Autre évolution notable de cette seconde édition, une présence beaucoup plus marquée du secteur FinTech, avec une offre de start-ups bien plus conséquente et des banques et assurances présentes en nombre. En pleine opération séduction, ces dernières ont déployé de gros efforts pour mettre en avant leur « marque employeur » : preuve de leur difficulté, depuis quelques années, à recruter et surtout à retenir les jeunes talents. La finance et ses bonus ne semblent plus être une source de motivation pour les Millennials, qui préfèrent aujourd’hui se lancer dans l’entrepreneuriat !
L’IA omniprésente… parfois jusqu’à l’overdose
Bien sûr, le WebSummit n’a pas échappé à LA tendance qui affole toutes les industries. Qu’il s’agisse de FinTech, de HR tech ou d’adtech, on ne comptait plus les start-ups se présentant comme spécialistes de l’IA ou intégrant le terme dans leur description. Parfois à raison, souvent par opportunisme ; car l’intelligence artificielle vantée par ces entreprises se limitait bien souvent à une vague robotisation, sans « intelligence » particulière, ou par une utilisation de l’IA clairement marginale dans leurs activités.

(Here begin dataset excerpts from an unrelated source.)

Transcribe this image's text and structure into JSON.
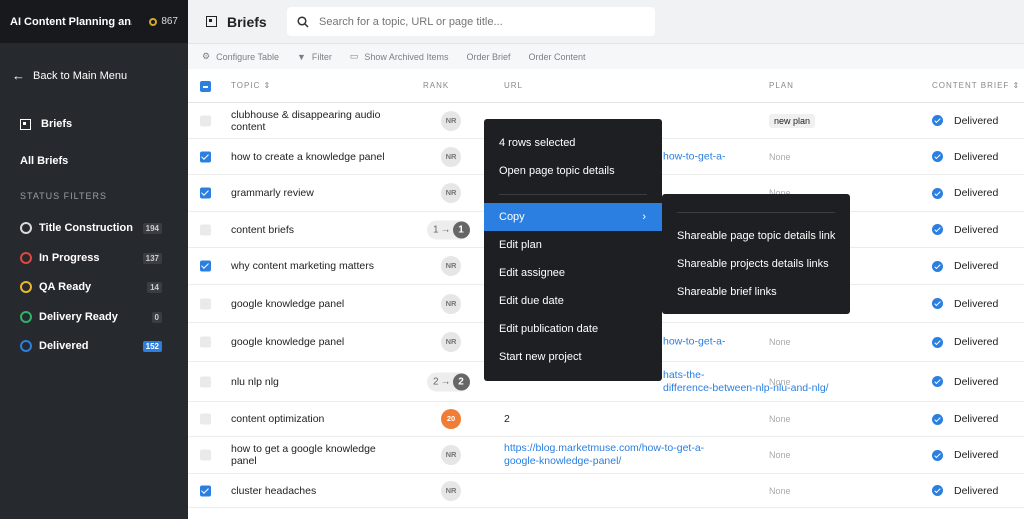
{
  "app": {
    "title": "AI Content Planning an...",
    "credits": "867"
  },
  "sidebar": {
    "back": "Back to Main Menu",
    "briefs": "Briefs",
    "all_briefs": "All Briefs",
    "status_filters": "STATUS FILTERS",
    "filters": [
      {
        "label": "Title Construction",
        "count": "194",
        "color": "#d9d9d9"
      },
      {
        "label": "In Progress",
        "count": "137",
        "color": "#e0483e"
      },
      {
        "label": "QA Ready",
        "count": "14",
        "color": "#e8b828"
      },
      {
        "label": "Delivery Ready",
        "count": "0",
        "color": "#2eb36a"
      },
      {
        "label": "Delivered",
        "count": "152",
        "color": "#2a7fe0"
      }
    ]
  },
  "header": {
    "title": "Briefs",
    "search_placeholder": "Search for a topic, URL or page title..."
  },
  "toolbar": {
    "configure": "Configure Table",
    "filter": "Filter",
    "archived": "Show Archived Items",
    "order_brief": "Order Brief",
    "order_content": "Order Content"
  },
  "columns": {
    "topic": "TOPIC",
    "rank": "RANK",
    "url": "URL",
    "plan": "PLAN",
    "content_brief": "CONTENT BRIEF"
  },
  "rows": [
    {
      "topic": "clubhouse & disappearing audio content",
      "rank": "NR",
      "url": "",
      "plan": "new plan",
      "status": "Delivered",
      "checked": false
    },
    {
      "topic": "how to create a knowledge panel",
      "rank": "NR",
      "url": "how-to-get-a-",
      "plan": "None",
      "status": "Delivered",
      "checked": true
    },
    {
      "topic": "grammarly review",
      "rank": "NR",
      "url": "",
      "plan": "None",
      "status": "Delivered",
      "checked": true
    },
    {
      "topic": "content briefs",
      "rank": "1",
      "rank_to": "1",
      "url": "",
      "plan": "",
      "status": "Delivered",
      "checked": false
    },
    {
      "topic": "why content marketing matters",
      "rank": "NR",
      "url": "",
      "plan": "",
      "status": "Delivered",
      "checked": true
    },
    {
      "topic": "google knowledge panel",
      "rank": "NR",
      "url": "",
      "plan": "",
      "status": "Delivered",
      "checked": false
    },
    {
      "topic": "google knowledge panel",
      "rank": "NR",
      "url": "how-to-get-a-",
      "plan": "None",
      "status": "Delivered",
      "checked": false
    },
    {
      "topic": "nlu nlp nlg",
      "rank": "2",
      "rank_to": "2",
      "url": "hats-the-",
      "url2": "difference-between-nlp-nlu-and-nlg/",
      "plan": "None",
      "status": "Delivered",
      "checked": false
    },
    {
      "topic": "content optimization",
      "rank": "20",
      "url": "2",
      "plan": "None",
      "status": "Delivered",
      "checked": false
    },
    {
      "topic": "how to get a google knowledge panel",
      "rank": "NR",
      "url": "https://blog.marketmuse.com/how-to-get-a-",
      "url2": "google-knowledge-panel/",
      "plan": "None",
      "status": "Delivered",
      "checked": false
    },
    {
      "topic": "cluster headaches",
      "rank": "NR",
      "url": "",
      "plan": "None",
      "status": "Delivered",
      "checked": true
    }
  ],
  "context_menu": {
    "header": "4 rows selected",
    "items": [
      "Open page topic details",
      "Copy",
      "Edit plan",
      "Edit assignee",
      "Edit due date",
      "Edit publication date",
      "Start new project"
    ]
  },
  "submenu": {
    "items": [
      "Shareable page topic details link",
      "Shareable projects details links",
      "Shareable brief links"
    ]
  }
}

Il fallait chercher, mais la véritable IA était bel et bien là, cachée dans quelques allées du salon. Elle suscite autant d’espoirs que d’inquiétudes et le WebSummit s’est fait l’écho de cette dualité, à l’instar de Stephen Hawking anticipant les formidables opportunités promises par cette technologie mais également mettant en garde contre ses risques potentiels :
« L’intelligence artificielle peut constituer aussi bien la meilleure que la pire chose qui est jamais advenue pour l’Humanité ».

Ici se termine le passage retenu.